Buffalo native Cornelia Bentley Sage Quinton was a painter, administrator, and groundbreaking promoter of the arts in the United States during the late 19th and early 20th centuries. She began her career at the museum in May 1905 as an assistant to Director Charles M. Kurtz. After Kurtz's premature death, Sage Quinton was appointed in his place, making her the first woman to serve as director of a major art museum in the United States. She officially assumed the directorship on October 15, 1910, and served in this role through August 1, 1924.
During her tenure as director, Sage Quinton organized numerous pioneering exhibitions, including the 1910 International Exhibition of Pictorial Photography, the first photographic exhibition in the United States; the 1916 Exhibition of Contemporary American Sculpture, which featured more than 800 artworks installed on the museum’s campus and on the grounds of Delaware Park; and solo exhibitions on George Bellow, William Chase, Childe Hassam, Robert Henri, George Inness, and John Twachtman.

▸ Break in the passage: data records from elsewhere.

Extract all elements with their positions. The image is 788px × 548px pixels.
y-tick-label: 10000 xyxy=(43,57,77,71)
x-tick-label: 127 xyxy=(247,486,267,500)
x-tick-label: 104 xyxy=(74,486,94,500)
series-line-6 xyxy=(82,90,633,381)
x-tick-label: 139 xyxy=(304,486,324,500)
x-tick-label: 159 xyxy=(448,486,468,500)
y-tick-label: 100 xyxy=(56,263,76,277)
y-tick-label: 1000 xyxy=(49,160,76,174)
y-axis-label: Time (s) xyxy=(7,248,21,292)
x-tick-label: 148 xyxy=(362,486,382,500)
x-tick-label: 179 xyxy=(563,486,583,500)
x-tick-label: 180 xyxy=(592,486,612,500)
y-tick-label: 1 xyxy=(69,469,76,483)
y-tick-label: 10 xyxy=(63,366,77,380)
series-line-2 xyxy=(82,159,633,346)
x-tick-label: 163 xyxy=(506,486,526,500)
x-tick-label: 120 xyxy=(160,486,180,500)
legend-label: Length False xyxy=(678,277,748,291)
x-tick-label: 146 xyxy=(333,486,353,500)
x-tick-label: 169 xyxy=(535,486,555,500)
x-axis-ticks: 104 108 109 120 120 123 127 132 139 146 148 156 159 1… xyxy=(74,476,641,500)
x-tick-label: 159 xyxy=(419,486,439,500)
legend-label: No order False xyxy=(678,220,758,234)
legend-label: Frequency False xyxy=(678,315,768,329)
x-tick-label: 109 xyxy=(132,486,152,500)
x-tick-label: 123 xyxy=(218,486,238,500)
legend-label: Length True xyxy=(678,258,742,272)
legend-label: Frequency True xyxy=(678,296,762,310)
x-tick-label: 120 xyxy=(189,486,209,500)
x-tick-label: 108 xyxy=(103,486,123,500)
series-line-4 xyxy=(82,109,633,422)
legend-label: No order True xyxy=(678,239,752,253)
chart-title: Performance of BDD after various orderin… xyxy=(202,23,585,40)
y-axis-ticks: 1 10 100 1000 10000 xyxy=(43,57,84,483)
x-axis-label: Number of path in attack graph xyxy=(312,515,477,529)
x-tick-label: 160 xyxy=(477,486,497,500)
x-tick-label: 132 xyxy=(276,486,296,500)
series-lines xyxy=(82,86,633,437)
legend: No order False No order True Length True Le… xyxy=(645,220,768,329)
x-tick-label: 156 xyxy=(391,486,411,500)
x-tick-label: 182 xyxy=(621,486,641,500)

During World War I, Sage Quinton oversaw several exhibitions of French art and arranged for a series of European painting exhibitions to travel to other American art museums. Decorated many times by the French government for her dedicated promotion of French art in the United States, Sage Quinton received the Cross of the Legion of Honor in 1920. Sage Quinton left the museum to become the first director of the Legion of Honor in San Francisco in 1924.